Nun with gambling addiction stole more than $1m from Catholic school to spend on Atlantic City slot machines

Daily Mail, UK/November 14, 2011

A nun addicted to gambling has escaped being jailed after a court heard she stole more than $1million to spend on slot machines.

Sister Marie Thornton stole the cash from a Catholic college where she worked as a financial officer.

The 65-year-old would spend thousands on slot machines in casinos in Jersey's Atlantic City.

She often lost up to $5,000 during a single visit to casinos with money stolen from Iona College over a ten-year period.

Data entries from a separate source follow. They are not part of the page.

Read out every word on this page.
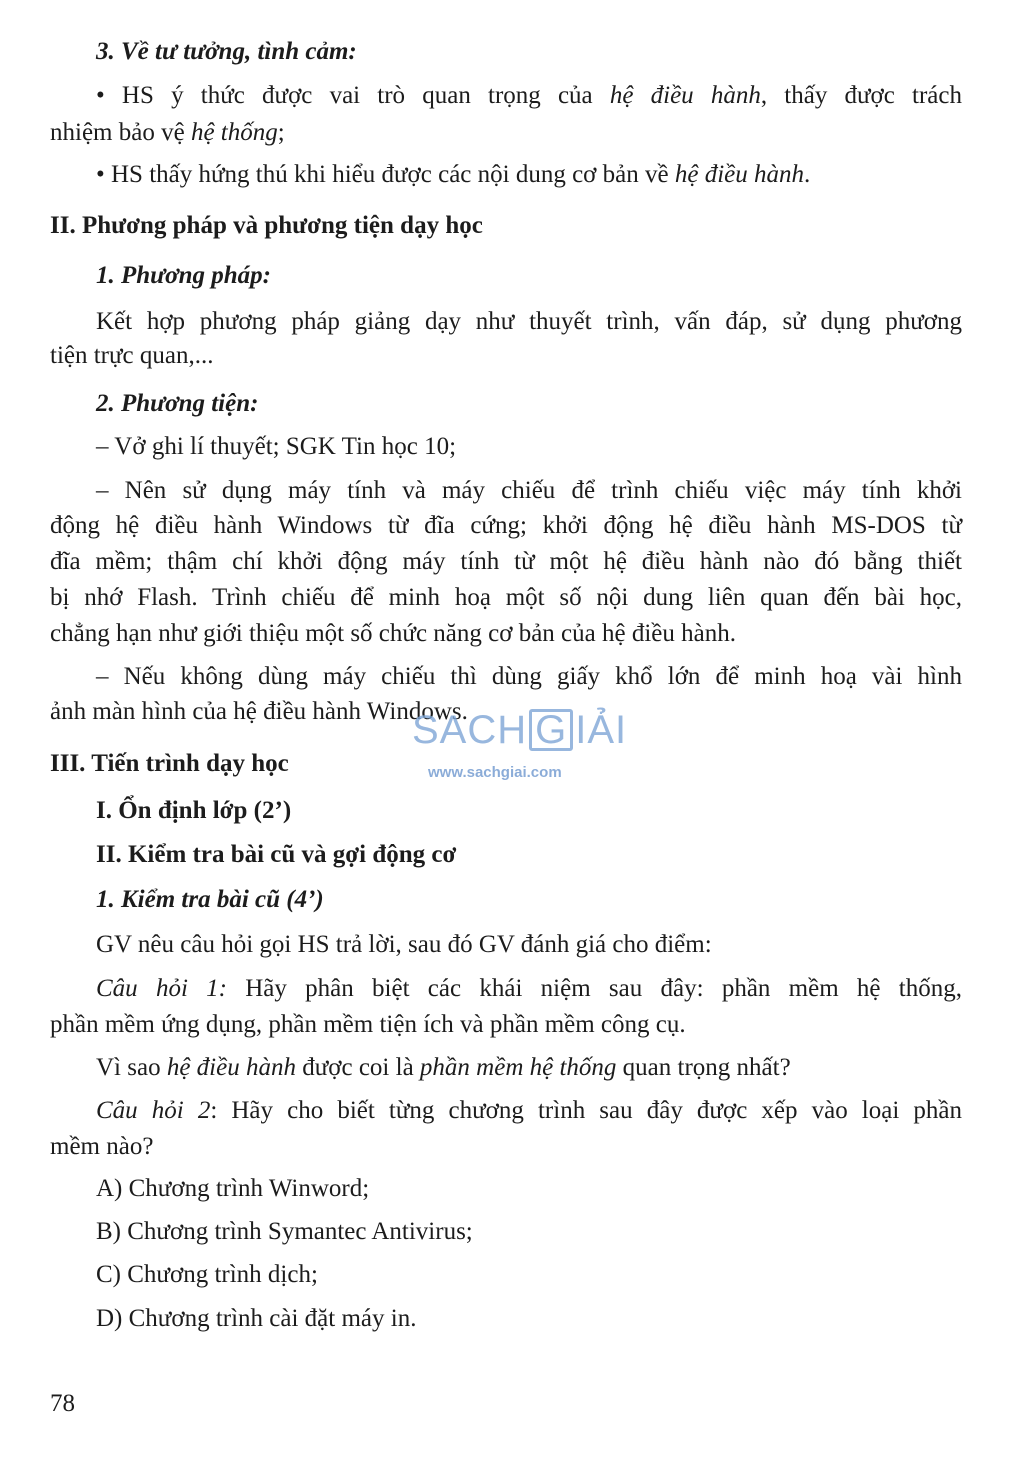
3. Về tư tưởng, tình cảm:
• HS ý thức được vai trò quan trọng của hệ điều hành, thấy được trách
nhiệm bảo vệ hệ thống;
• HS thấy hứng thú khi hiểu được các nội dung cơ bản về hệ điều hành.
II. Phương pháp và phương tiện dạy học
1. Phương pháp:
Kết hợp phương pháp giảng dạy như thuyết trình, vấn đáp, sử dụng phương
tiện trực quan,...
2. Phương tiện:
– Vở ghi lí thuyết; SGK Tin học 10;
– Nên sử dụng máy tính và máy chiếu để trình chiếu việc máy tính khởi
động hệ điều hành Windows từ đĩa cứng; khởi động hệ điều hành MS-DOS từ
đĩa mềm; thậm chí khởi động máy tính từ một hệ điều hành nào đó bằng thiết
bị nhớ Flash. Trình chiếu để minh hoạ một số nội dung liên quan đến bài học,
chẳng hạn như giới thiệu một số chức năng cơ bản của hệ điều hành.
– Nếu không dùng máy chiếu thì dùng giấy khổ lớn để minh hoạ vài hình
ảnh màn hình của hệ điều hành Windows.
III. Tiến trình dạy học
I. Ổn định lớp (2’)
II. Kiểm tra bài cũ và gợi động cơ
1. Kiểm tra bài cũ (4’)
GV nêu câu hỏi gọi HS trả lời, sau đó GV đánh giá cho điểm:
Câu hỏi 1: Hãy phân biệt các khái niệm sau đây: phần mềm hệ thống,
phần mềm ứng dụng, phần mềm tiện ích và phần mềm công cụ.
Vì sao hệ điều hành được coi là phần mềm hệ thống quan trọng nhất?
Câu hỏi 2: Hãy cho biết từng chương trình sau đây được xếp vào loại phần
mềm nào?
A) Chương trình Winword;
B) Chương trình Symantec Antivirus;
C) Chương trình dịch;
D) Chương trình cài đặt máy in.
78
SACH G IẢI
www.sachgiai.com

Thornton, who was known as Sister Susie, was spared jail when she pleaded guilty to one charge of embezzlement.

A court heard that she submitted false invoices to cover her theft and also arranged for the college to pay her credit card bills racked up at the casinos.

At her sentencing in Manhattan federal court, Thornton said she was deeply sorry for her crime and for the embarrassment she caused her religious order, family and friends.

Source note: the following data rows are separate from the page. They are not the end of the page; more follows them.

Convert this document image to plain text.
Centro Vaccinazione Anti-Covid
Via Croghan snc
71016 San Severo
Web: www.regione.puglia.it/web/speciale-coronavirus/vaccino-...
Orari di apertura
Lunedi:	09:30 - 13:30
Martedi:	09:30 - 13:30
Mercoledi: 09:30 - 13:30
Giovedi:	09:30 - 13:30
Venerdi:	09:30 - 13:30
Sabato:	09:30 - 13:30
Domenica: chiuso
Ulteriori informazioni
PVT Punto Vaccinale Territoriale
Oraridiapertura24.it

'Somehow the words 'I'm sorry' fall short,' she told U.S. District Judge Kimba Wood. 'They don't convey the gut-wrenching sorrow I feel all day, every day.'

She said she was particularly pained to have harmed 'the institution I loved ... and gave my all to.'

Thornton was fired as vice president of finance in 2009 when school officials learned of the embezzlement.

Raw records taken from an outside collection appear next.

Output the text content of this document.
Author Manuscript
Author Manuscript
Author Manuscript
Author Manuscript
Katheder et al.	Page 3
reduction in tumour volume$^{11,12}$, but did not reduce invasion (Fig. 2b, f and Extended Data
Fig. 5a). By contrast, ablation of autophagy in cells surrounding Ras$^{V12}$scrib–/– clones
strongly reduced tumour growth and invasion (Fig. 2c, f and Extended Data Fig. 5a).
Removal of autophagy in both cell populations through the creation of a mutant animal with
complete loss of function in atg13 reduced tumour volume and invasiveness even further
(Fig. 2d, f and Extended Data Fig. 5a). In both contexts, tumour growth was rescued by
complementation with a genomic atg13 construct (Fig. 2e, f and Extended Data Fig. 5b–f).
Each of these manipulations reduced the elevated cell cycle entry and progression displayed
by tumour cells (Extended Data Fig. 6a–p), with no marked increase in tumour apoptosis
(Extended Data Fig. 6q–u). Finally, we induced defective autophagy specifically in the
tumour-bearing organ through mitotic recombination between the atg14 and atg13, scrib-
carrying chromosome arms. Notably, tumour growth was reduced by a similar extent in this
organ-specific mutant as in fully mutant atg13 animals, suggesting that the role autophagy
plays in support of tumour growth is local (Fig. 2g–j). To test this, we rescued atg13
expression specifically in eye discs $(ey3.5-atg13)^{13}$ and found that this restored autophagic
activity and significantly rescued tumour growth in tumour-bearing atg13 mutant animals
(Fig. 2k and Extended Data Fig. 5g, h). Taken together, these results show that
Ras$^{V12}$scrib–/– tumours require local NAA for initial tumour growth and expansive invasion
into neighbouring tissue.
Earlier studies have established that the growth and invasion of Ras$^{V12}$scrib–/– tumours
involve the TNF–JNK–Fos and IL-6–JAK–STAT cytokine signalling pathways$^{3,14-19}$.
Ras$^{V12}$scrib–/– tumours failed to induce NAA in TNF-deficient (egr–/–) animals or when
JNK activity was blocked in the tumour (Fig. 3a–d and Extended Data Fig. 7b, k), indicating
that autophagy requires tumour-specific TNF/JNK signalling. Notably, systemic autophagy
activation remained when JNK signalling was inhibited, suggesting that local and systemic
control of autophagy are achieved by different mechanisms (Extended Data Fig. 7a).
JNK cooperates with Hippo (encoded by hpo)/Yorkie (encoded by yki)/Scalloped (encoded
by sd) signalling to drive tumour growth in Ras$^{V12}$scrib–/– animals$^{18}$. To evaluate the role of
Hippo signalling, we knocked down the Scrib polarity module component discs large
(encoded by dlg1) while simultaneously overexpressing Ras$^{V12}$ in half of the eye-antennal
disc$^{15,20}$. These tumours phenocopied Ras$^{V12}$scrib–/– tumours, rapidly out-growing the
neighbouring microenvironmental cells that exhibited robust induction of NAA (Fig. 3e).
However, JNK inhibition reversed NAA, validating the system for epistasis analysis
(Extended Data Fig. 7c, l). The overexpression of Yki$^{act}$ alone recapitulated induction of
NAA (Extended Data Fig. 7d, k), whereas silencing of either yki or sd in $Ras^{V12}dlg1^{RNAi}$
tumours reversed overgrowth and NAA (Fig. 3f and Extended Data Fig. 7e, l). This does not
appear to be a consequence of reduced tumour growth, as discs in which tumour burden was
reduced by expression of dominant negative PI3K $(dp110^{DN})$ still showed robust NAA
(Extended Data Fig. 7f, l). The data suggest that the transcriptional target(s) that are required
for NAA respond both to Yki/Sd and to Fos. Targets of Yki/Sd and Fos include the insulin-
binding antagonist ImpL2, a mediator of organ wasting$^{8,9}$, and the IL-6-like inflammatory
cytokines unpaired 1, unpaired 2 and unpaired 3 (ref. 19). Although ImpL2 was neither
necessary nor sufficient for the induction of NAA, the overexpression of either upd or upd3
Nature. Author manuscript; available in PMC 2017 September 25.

But they never contacted law enforcement.

The federal probe was launched after the school revealed the missing money — without naming Thornton — in its tax filings last year.

Thornton had faced up to three years in jail but the judge said it appeared she had been rehabilitated through extensive treatment for her addiction.

He also said she had been punished enough by the strict oversight she must endure from her religious order in Philadelphia.

Thornton was arrested a year ago and pleaded guilty in March.

Her sentencing was postponed several times at the defense's request, including twice for medical reasons as she had cataract surgery and a double-hip replacement over the summer.

Iona College in New Rochelle, New York has recovered $500,000 of the losses through its insurance.

Ms Wood ordered Thornton to repay the balance of what she took, but admitted there was little chance she could raise that much.